Six sets of problems being identified in an audit of a state agency certainly isn't good news but the fact that those problems were discovered in the state Department of Revenue should cause a bit of pause in everyone.
These six problems were discussed earlier this week during the state legislature's Government Operations and Audit Committee. They were discovered by the Department of Legislative Audit. Bob Christianson, a state government audit manager, delivered a report on the audit to GOAC on Monday.
Revenue Secretary Andy Gerlach did not, it appears, disagree with the audit's findings and has submitted correction plans for each of the six problem areas identified. Still, the members of GOAC have asked to meet with Gerlach on Dec. 18 to hear from him directly about what happened.
Sen. Deb Peters, R-Hartford, who chairs GOAC, went so far as to say "My concern is that we never had a finding like this before."

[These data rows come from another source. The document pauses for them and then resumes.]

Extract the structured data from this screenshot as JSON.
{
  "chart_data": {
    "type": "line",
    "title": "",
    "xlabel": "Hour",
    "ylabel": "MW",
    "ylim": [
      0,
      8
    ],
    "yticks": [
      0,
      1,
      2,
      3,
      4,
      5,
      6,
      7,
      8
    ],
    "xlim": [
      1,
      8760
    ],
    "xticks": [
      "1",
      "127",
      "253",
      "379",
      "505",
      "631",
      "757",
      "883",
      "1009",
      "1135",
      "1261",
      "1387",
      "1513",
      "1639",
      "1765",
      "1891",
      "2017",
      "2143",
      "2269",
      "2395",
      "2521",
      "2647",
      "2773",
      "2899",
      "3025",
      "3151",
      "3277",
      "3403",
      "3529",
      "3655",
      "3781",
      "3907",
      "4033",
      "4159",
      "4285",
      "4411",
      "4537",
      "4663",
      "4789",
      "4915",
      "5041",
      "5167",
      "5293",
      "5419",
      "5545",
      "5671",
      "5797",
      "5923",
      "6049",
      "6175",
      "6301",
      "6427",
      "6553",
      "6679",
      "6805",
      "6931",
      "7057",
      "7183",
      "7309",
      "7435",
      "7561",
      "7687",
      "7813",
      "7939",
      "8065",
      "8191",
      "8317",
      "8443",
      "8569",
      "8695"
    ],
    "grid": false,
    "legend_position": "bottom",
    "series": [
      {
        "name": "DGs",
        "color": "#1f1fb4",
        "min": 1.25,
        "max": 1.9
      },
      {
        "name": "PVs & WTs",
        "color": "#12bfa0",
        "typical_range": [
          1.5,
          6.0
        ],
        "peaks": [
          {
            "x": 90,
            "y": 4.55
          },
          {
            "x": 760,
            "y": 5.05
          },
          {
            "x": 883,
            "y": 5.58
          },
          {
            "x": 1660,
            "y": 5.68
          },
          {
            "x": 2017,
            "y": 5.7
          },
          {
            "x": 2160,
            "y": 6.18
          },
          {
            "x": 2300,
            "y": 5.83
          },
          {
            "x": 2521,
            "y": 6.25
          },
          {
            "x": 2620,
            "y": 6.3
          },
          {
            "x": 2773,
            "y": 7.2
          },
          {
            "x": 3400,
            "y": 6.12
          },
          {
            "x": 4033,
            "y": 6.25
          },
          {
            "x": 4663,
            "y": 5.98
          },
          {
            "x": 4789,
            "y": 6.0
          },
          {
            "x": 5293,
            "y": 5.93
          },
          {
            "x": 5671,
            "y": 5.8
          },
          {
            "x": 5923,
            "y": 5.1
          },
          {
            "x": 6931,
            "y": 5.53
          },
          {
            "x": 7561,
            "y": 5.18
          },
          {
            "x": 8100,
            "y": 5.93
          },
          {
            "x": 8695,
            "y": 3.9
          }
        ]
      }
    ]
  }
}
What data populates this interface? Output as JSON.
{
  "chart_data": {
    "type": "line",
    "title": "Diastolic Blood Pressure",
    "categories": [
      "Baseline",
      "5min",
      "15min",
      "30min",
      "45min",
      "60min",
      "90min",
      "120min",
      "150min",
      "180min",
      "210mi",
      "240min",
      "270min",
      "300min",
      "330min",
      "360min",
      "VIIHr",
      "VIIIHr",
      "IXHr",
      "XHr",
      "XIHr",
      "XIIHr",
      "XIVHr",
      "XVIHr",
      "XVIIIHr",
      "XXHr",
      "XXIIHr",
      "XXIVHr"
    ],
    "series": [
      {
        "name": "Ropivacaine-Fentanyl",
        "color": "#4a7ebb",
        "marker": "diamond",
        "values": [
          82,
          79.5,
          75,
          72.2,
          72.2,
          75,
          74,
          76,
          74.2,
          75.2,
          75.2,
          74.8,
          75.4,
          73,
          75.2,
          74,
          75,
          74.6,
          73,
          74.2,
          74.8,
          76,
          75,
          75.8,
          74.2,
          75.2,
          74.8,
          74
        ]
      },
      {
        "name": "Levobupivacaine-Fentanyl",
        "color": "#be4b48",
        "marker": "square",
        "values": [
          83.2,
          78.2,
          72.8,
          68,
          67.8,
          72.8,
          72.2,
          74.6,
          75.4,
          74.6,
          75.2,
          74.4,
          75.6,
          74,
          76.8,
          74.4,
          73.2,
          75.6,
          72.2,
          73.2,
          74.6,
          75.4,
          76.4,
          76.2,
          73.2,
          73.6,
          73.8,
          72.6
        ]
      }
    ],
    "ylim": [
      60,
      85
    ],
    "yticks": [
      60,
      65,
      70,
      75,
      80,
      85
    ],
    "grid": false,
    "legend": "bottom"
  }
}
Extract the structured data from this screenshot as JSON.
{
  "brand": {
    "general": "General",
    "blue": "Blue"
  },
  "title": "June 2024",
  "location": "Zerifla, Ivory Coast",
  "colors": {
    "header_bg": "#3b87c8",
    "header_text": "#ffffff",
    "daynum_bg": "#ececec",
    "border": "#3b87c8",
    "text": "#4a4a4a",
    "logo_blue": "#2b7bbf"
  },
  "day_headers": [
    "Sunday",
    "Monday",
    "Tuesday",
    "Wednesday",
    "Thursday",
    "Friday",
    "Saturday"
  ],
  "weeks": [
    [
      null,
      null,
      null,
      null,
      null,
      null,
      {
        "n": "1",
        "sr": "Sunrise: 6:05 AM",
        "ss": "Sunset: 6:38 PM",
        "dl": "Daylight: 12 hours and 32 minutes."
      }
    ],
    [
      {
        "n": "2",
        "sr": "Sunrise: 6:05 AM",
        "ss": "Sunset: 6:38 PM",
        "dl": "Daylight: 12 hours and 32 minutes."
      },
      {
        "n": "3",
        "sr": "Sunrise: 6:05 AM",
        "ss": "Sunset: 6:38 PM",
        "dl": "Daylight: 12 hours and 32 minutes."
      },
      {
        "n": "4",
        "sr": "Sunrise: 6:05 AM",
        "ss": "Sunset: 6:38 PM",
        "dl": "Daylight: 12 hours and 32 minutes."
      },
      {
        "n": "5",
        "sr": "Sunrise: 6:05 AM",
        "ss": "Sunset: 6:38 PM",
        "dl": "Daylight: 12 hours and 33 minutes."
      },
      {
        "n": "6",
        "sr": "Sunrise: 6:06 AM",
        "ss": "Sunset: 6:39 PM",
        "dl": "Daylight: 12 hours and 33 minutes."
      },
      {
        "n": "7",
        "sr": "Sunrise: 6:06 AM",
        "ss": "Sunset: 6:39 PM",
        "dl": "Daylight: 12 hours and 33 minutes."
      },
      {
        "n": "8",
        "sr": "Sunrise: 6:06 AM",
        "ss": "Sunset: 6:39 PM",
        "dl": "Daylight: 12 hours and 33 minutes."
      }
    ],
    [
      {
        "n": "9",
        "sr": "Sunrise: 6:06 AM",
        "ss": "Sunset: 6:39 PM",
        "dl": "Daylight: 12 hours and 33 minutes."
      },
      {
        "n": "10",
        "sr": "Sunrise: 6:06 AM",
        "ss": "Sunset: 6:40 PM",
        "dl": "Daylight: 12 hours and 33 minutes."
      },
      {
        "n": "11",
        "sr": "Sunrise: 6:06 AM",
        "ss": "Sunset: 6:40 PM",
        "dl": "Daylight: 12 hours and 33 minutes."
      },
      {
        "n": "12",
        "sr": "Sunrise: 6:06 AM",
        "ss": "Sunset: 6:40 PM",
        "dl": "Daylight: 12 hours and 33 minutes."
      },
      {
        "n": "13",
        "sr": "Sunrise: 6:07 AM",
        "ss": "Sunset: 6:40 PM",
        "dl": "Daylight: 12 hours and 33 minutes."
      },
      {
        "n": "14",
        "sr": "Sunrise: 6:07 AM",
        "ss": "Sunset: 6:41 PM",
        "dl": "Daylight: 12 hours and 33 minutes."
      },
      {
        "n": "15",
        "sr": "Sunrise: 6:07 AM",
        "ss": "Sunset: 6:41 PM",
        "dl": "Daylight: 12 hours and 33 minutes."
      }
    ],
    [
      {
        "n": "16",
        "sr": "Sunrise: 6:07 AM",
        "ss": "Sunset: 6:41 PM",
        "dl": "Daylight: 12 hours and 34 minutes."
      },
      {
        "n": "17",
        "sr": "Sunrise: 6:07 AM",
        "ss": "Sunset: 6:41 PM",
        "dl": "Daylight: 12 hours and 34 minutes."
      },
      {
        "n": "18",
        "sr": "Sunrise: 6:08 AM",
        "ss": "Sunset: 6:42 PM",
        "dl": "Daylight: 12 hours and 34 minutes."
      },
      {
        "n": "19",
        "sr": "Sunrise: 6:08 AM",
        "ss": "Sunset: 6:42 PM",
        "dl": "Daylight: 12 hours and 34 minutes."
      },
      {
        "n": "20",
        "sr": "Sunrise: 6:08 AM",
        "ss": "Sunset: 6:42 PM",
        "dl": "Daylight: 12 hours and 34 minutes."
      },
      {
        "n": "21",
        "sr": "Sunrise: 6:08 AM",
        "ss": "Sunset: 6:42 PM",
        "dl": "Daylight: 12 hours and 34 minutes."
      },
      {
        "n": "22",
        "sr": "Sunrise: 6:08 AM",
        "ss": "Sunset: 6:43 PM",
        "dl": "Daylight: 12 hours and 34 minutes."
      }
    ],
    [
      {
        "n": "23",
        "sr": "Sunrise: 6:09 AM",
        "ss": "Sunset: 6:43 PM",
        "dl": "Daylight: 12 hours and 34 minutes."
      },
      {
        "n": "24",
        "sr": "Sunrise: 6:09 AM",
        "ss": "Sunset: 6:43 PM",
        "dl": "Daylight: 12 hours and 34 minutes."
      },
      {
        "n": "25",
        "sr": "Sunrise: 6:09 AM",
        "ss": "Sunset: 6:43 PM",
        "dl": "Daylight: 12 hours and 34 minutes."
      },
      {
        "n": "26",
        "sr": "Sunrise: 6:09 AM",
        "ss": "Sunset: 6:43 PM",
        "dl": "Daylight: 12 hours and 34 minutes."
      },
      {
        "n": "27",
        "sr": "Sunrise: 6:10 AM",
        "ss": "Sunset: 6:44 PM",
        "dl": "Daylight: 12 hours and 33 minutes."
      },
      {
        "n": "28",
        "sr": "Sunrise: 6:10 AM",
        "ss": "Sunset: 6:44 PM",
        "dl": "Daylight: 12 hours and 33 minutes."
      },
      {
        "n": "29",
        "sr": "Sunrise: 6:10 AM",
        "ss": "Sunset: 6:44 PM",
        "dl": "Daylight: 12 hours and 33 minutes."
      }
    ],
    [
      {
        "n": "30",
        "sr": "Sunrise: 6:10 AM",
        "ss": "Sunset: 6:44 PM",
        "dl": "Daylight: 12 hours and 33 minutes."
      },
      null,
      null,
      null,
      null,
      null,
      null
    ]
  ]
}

She is right to be concerned. The problems noted in the audit included money owed to municipal governments for sales taxes; inadequate handling of taxpayer checks in the Pierre center; lack of a form for motor-fuel tax waivers; evidence missing for revenue corrections; inadequate controls for reconciliation and calculation of motor vehicle fees; and inadequate controls on bank-franchise taxes.
What caused these problems in the first place? GOAC member Rep. Susan Wismer, D-Britton, seems to think that the revenue department's struggle to fill a position that was open for six months may have had something to do with it. She tied the struggle to hire someone to low pay.
Wismer's argument has more than a little merit. Anyone in Pierre who has tried to fill an open position, especially one that requires some sort of specialization such as, say, accounting, will tell you just how hard it can be to get someone to consider moving to central South Dakota. The task is made more difficult if you can't pay them a reasonable salary for their chosen profession.
It is becoming more difficult for state government to compete for talent. The problem probably isn't confined to the Department of Revenue, either. A search of job openings on the South Dakota Bureau of Human Resources website shows one position with the Department of Labor and Regulation in Pierre as having been open since Jan. 19, 2017. It's listed as open until filled. A total of 14 of the 37 state job listings for Pierre have been open for more than a month and are listed as open until filled.
Does this mean the state ought to look at paying its employees a little more? Maybe. We're a small state so lower pay is to be expected, but if the folks we count on to collect our tax dollars are having trouble keeping up with the job, it might be time to look seriously at how we compensate our employees. They work for us, after all and part of being a good boss includes paying your employees a fair wage.